This is off topic, but something I wanted to share with my friends here a HW. about
25 years ago (or a little longer), I underwent one of the most horrible cases of HS bullying that I could have ever imagined. It was led by someone who had been my best (or one of my best) friends since kindergarten and I really loved this guy to death. I knew he was not like the other guys and wasn't surprised when he "came out of the closet" in high school. I still liked him, but wasn't so fond of the new clique of girls that he selected to hang out with. Some of them were downright hateful. We had just changed from a private school to a public and had changed together to help with the transition.
So one day the new group of friends decides to go to a special kind of bar and I say no. Not only am I way to young to get in to this bar, but I'm not comfortable there under the circumstances because I'm straight. So were the other girls, but they were mean people and wanted to make fun of others. He just took it all in with his new circle and wham I became public enemy number 1. They put filthy license plates on my car, they spray painted my driveway (15 feet long) with red paint, they wrote horrible things on my car no matter where I parked (even in surrounding towns) and they tried to run me off the road multiple times. The law got involved, as did my father, and things broke up for a little while but never completely went away.
Many years later, I try to find a good church to take my child to and her teacher ends up being one of the "group" who had tormented me. Sugar wouldn't melt in her mouth. She even showed up at the house one day with a sickly sweet "I almost missed the house since I haven't been here in so long" (Excuse me, she was only here once and that was to spray paint obsinities on the driveway). There was no I'm sorry or no comment about having grown up and making stupid mistakes in high school. Needless to say, I took my child out of that church immediately and have not gone back. I do not want that person teaching my precious daughter anything!

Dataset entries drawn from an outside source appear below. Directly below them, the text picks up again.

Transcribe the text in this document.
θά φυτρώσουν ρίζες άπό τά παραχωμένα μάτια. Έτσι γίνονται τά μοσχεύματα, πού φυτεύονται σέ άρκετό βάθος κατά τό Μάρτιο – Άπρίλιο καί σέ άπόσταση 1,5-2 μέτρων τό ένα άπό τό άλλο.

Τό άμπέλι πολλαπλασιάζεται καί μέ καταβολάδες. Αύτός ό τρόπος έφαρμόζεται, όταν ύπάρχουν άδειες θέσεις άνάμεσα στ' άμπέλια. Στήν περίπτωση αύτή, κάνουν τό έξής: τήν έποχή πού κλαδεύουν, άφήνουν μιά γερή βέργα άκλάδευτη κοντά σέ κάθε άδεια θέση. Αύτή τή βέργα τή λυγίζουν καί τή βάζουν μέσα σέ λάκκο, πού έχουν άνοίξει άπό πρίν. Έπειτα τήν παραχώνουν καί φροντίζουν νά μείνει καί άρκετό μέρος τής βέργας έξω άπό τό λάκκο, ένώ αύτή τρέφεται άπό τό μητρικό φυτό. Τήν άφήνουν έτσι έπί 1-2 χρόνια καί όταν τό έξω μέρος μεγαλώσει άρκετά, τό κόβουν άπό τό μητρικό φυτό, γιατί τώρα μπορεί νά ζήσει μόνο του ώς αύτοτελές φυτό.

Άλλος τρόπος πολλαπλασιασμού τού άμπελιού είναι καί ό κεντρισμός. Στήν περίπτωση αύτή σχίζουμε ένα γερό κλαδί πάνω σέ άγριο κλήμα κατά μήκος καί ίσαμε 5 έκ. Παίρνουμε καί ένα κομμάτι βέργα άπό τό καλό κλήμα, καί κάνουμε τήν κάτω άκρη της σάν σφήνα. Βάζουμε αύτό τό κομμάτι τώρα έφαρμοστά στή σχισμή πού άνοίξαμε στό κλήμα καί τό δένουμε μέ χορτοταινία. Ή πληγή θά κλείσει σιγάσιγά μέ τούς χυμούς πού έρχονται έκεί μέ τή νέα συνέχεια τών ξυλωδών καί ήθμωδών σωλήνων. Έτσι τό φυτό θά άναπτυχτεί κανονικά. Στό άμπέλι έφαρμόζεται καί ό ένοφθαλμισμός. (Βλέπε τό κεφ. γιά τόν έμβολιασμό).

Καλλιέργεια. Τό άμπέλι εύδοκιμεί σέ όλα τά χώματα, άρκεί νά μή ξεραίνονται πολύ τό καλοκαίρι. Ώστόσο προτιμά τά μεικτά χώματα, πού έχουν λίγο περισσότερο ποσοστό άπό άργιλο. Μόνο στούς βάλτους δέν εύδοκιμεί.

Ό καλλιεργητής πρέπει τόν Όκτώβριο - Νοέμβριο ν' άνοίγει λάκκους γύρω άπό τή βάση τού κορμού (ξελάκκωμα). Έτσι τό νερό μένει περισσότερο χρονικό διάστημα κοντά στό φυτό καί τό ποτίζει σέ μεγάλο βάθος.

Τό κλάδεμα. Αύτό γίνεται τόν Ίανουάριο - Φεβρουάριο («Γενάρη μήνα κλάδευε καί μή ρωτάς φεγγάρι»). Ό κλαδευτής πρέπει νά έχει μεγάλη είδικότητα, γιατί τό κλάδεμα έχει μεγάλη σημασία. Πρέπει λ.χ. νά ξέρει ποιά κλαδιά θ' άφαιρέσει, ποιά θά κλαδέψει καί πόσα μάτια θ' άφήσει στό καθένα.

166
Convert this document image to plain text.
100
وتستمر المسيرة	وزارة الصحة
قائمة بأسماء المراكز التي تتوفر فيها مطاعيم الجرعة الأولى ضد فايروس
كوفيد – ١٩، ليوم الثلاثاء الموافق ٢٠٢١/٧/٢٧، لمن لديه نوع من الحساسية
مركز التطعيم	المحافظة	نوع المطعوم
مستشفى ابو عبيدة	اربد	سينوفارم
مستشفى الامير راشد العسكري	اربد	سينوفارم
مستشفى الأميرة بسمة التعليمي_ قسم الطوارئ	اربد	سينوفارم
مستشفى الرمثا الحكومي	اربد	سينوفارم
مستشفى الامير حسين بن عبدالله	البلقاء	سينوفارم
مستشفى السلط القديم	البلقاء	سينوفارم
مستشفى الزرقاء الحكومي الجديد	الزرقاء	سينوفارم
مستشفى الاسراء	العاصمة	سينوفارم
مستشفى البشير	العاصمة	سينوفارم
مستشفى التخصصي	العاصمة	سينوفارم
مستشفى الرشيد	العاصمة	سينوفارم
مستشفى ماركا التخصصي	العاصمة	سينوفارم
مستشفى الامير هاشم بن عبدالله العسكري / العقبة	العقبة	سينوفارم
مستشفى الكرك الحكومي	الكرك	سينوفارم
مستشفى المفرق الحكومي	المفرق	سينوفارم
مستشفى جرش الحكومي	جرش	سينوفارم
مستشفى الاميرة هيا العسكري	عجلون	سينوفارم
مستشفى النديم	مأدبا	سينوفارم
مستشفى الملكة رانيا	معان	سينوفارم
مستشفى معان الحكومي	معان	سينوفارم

Well yesterday, I was in a local store when I ran into the guy who had been my friend and turned on me. I tried really hard to get away from him and go the other direction, but he just wouldn't let me escape. Finally I stood firm and told him that Yes, I was the person he thought I was and just stood there. He still looked unsure, so I said my first name and he said he just wanted to make sure because my voice had changed so much (from an accident to the vocal cords). I confirmed and just stood there. Next thing I know, this guy is asking me if I would please listen to him for just a minute. He told me that he has wondered and worried about the momement he would see me face to face again for so many years and how sorry he was for what he had done to me in high school. I was floored. I told him that he had hurt me really badly because he had been my friend. We used to share a bag of chips on the sidewalk because he didn't have snack. I told him he had hurt me because I had cared about him. The other's never mattered because they were who they were and that was just them, but that it took me a very long time to get over what he had done. He professed just how sorry he was and I forgave him then. To my surprise, he asked if he could hugg me. We hugged and I walked away and talked to him for a while. It turns out it was his birthday yesterday and he said it was the best birthday present he has ever received....to be able to finally say what has been eating at him for so may years. Lots else was said and I hugged his neck again after so many years of pure hatred. I think I understand what closure is now. I always found that word a little off before, but I get it now. I'll never forget what was done and how it affected my home life (especially with my father) but I forgive it from him now. I honestly believe he lived under that crushing guilt for over half of his lifetime. I do hope it was a wonderful birthday for him. It was a wonderful present for me too! (And yes, I did tear up a little when the shock wore off).
Sorry it's off topic and long, but I just wanted to share something with my HW friends.